Wir sind jetzt an unserer Picknickstelle unterhalb des Hochbehälters angekommen. Habt Ihr es bemerkt? Auf der Inschrift des Wasserbehälters steht der Name "Wald-Uelversheim". Hatte Uelversheim 1906 vielleicht einen Wald? Die Homepage der Gemeinde lüftet das Geheimnis. „Im Jahre 1797 traf ein Trupp französischer Soldaten ein, die eigentlich nach Waldhilbersheim (im Guldenbachtal, westlich der Nahe liegend) wollten. Vom langen Marsch erschöpft, verspürten die Franzosen wenig Lust zum Weiterziehen und erklärten das klingende "Uelversheim" kurzerhand zu "Wald-Uelversheim". Diese offizielle Bezeichnung hatte auch ohne irgendwelche Anzeichen einer größeren Aufforstung bis ins Jahr 1930 Bestand, als der Zusatz "Wald" wieder aus dem Ortsnamen entfernt wurde." „Merkwerdisch" wie einiges in der Gemeinde. 

Was für ein wunderschöner Platz. Wir lassen uns von der Herbstsonne verwöhnen und genießen die zauberhafte Aussicht. Die Fernsicht geht von Darmstadt links bis Worms rechts. Dazwischen unter anderem Pfungstadt, Seeheim-Jugenheim, Weinheim, Mannheim.

Wir haben nach dem Essen richtig Lust bekommen das schöne Herbstwetter zu genießen und zu wandern. Unser Ziel soll das Graunsberghäuschen sein. Hin und zurück wird unsere Wanderung ca. 7,5 km lang sein. Dafür ist es fast flach. 

Den genauen Streckenablauf findet Ihr am Ende des Blogs. Die App Outdooractive ist kostenlos und lässt sich auf alle mobilen Telefone laden..

Wir kreuzen nun die L437 und umrunden immer links den Weinberg. Wir sind nun wieder vor dem Geflügelhof Wagner angekommen. Wir biegen nun rechts ab. Nach ca. 200 m biegen wir wieder nach links und schon sehen wir zwischen zwei Baumreihen den Uelversheimer Hohlweg.

Der Uelversheimer Hohlweg ist 100 m lang und gut erhalten. Ich erfahre, dass der Hohlweg im Winter gerne als Schlittenbahn benutzt wurde. 

Wir sind nun im Gärtnerweg angekommen. An der Ecke Dienheimer Straße/Obergasse biegen wir nach Links und in die Eisgasse wieder nach rechts, und nach wenigen Metern rechts in die Ostergasse.

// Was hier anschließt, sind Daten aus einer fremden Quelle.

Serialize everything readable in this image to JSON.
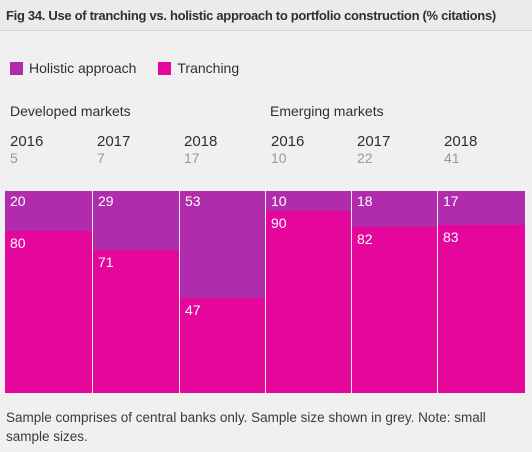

Wir umrunden links die Gärten, bis wir am Sasselbach angekommen sind. Diesem folgen wir auf dem Naturweg rechts. Nach ca. 1,3 km überqueren wir den Sasselbach und biegen wieder nach rechts. Die Weinberge und Obstwiesen sind so wunderbar bunt im goldenen Oktober. Einfach herrlich.

Der Sasselbach ist nun auf unserer rechten Seite. Am Schotterweg biegen wir links ab und sehen schon das Graunsberghäuschen.

Das „Wingertshaisje", wie die Rheinhesse sagen, diente früher als Schutz vor Regen, Gewitter und Hitze für die arbeitenden Winzer in der Weinlage. Es wurde sehr wahrscheinlich im 18. oder 19. Jahrhundert errichtet.
Das Weinbergshäuschen wurde von aktiven Uelversheimern liebevoll restauriert und 2015 von der Rheinhessichen Weinbruderschaft prämiert. Der mit Erde bedeckte tonnengewölbte Rechteckbau erinnert an einen Gewölbekeller. Im Inneren lädt eine umlaufende, gemauerte Bank zum Sitzen ein.

Heute lädt sie die Wanderer und uns zu einer Pause ein. Wie gut, dass wir heute Vormittag Kuchenstückchen bei der Bäckerei Beny eingekauft haben. 

Auf dem Gelände befindet sich ein Rotbeerbaum und ein sehr schönes Insektenhotel. Viele Blumen sind leider schon verblüht, aber ein paar blühende Malven konnten wir jedoch entdecken.  

Wir verlassen diesen wunderschönen Ort und biegen nach der Wiese links ab. Der asphaltierte Weg bringt uns entlang von Felder und Gärten nach gut zwei Kilometern zum historischen Uelversheimer Friedhof. Er wurde im 19. Jahrhundert neu angelegt. In der Mitte befindet sich ein Kriegerdenkmal (1841) mit Gedenktafeln der Gefallenen und Vermissten der beiden Weltkriege sowie einer Figurengruppe mit sterbendem Kameraden in Bronze.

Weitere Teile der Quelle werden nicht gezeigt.